Day 22

Today was much better than yesterday. Throughout most of the day, I've been alert and awake and back to normal. The good days are really great so it's still worth the occasional off day. I had the opportunity to speak with a psychology/neuroscience professor today who offered some very interesting insights.

There are five sleep cycles. 1,2,3, and 4 are non-REM cycles and 5 is REM. The order is Light Sleep 1, Light Sleep 2, Deep Sleep 3, Deep Sleep 4, with 90 minute REM sessions interlaced (though more actively in the later stages). While Light Sleep 1 and 2 are relatively unimportant, Deep Sleep 3 and 4 is when the body creates the most human growth hormone (HGH). A lack of HGH can result in joint discomfort, which is why it's so important that middle-aged and older people get deep sleep to combat arthritis. Accordingly, working out excessively is a bad idea because your body is recovering much more slowly.

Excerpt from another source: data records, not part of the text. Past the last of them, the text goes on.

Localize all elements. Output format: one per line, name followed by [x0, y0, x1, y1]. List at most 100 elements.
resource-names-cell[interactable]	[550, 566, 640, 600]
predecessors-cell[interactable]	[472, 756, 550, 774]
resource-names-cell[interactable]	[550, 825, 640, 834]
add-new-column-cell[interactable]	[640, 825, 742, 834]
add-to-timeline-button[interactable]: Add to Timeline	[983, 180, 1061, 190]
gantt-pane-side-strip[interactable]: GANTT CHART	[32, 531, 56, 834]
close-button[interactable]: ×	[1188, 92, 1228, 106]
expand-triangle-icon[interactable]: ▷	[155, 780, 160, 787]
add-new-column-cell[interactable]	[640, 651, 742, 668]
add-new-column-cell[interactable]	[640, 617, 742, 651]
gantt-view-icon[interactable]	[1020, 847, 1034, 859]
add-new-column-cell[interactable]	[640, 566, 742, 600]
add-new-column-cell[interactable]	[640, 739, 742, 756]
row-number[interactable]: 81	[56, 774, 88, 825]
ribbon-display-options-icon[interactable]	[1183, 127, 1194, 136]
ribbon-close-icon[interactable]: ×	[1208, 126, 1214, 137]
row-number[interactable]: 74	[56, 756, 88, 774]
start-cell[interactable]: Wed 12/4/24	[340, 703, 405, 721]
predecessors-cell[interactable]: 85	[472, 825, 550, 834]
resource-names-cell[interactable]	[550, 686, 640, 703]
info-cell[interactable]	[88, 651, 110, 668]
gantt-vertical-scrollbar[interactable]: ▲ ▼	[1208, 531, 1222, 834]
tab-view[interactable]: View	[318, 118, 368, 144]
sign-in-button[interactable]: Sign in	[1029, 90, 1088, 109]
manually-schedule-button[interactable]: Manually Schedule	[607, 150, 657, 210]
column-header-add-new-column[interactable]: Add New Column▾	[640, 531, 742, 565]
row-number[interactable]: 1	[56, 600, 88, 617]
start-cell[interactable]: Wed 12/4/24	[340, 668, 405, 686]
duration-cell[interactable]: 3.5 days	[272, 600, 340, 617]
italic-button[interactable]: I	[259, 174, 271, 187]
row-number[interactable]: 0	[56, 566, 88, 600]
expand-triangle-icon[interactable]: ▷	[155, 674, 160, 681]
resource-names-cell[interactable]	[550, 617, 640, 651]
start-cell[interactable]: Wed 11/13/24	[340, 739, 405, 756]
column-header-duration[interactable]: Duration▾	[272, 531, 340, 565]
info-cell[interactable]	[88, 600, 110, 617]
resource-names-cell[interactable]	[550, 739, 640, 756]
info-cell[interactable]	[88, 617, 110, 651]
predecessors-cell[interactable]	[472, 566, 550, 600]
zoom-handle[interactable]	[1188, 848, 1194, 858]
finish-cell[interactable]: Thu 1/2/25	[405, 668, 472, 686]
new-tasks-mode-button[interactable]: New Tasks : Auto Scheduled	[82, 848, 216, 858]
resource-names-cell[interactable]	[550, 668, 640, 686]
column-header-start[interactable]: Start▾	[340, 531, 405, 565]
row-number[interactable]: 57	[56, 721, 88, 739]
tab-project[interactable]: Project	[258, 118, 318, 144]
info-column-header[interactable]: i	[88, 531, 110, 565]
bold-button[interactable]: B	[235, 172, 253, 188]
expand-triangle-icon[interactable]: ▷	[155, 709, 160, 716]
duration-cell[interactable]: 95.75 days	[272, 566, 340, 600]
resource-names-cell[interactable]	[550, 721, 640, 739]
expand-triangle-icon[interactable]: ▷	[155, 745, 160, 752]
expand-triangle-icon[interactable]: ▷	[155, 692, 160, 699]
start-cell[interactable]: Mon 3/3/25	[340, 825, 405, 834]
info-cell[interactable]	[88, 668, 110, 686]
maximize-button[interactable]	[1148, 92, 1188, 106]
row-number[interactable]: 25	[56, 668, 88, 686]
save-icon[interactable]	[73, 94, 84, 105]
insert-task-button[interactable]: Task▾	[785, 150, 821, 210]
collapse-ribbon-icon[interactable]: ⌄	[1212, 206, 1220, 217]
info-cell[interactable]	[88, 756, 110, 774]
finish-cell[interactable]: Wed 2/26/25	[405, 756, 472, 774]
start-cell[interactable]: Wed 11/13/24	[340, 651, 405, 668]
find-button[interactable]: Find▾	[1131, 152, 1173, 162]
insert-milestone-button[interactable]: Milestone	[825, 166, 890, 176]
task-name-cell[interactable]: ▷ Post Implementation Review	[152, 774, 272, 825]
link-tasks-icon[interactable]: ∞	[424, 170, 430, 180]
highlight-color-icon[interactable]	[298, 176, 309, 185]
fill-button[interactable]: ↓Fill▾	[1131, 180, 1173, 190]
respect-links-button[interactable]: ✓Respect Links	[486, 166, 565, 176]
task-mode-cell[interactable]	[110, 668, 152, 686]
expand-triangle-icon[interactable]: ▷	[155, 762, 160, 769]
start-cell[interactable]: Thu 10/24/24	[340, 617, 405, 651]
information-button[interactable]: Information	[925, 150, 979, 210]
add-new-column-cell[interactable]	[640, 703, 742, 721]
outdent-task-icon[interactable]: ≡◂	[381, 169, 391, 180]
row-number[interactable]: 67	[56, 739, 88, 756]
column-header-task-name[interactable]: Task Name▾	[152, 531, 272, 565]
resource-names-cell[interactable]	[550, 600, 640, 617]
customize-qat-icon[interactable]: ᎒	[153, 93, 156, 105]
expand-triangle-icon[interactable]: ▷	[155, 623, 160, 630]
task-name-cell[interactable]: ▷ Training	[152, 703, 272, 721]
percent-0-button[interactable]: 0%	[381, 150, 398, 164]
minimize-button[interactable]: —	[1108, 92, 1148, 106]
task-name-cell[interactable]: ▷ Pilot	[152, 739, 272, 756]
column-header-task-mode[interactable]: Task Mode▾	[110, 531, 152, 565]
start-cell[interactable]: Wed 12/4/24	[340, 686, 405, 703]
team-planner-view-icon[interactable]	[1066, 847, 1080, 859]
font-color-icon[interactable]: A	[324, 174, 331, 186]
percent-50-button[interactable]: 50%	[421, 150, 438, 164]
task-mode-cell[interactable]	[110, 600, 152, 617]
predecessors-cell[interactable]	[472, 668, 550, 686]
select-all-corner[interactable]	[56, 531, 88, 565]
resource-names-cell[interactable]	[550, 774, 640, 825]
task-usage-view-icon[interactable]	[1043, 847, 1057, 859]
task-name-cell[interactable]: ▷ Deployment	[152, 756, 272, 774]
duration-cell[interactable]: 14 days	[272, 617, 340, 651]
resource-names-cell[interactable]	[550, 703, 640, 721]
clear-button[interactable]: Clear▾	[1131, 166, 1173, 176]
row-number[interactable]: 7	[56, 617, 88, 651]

Research from just this year found that non-REM and REM sleep affet different kinds of memory. REM is for skills like learning the piano or procedural memory, whereas non-REM is for factual things, critical thinking -- pretty much everything you need in college. That being said, they found that it relies only a little more on non-REM, not entirely. Furthermore, these experiments were done in the context of rats, so although generalization to humans is likely, it isn't guaranteed.

I asked the professor about cognition tests, and she explained that the problem is that the tests are similar to other tests in that practice can improve scores, so I would need a test that studies the same factors but in an unique way each time. Additionally, there are different tests for different types of memory, so I have to decide which is most important to examine.

Something I didn't realize, particularly because I always fall into heavy dreaming, is that REM sleep is extremely light and fragile sleep. If I'm sleeping in a place with a lot of noise, it might make my nap difficult and not fulfilling, which could explain why I was tired yesterday since I took a nap on the top floor of my school's study hall.

This aspect about REM as light sleep has challenged assumptions I had about being able to nap in less quiet social situations. One bad bit: I overslept today for the first time in 10 days. I went to sleep at 8:30 setting the alarm clock to 8:50, but I didn't wake up until 10:30. I wasn't upset about it because while I was feeling inexplicably weird before napping,which was taken care of minus an extremely uncomfortable lucid dream where someone was talking to me, and I couldn't talk back even though I tried. T

he radio show was tonight which rocked, I'm gonna go for my core sleep. I got a lot of stuff for tomorrow, and I need to do my best to maximize my productivity more so than any other day so far.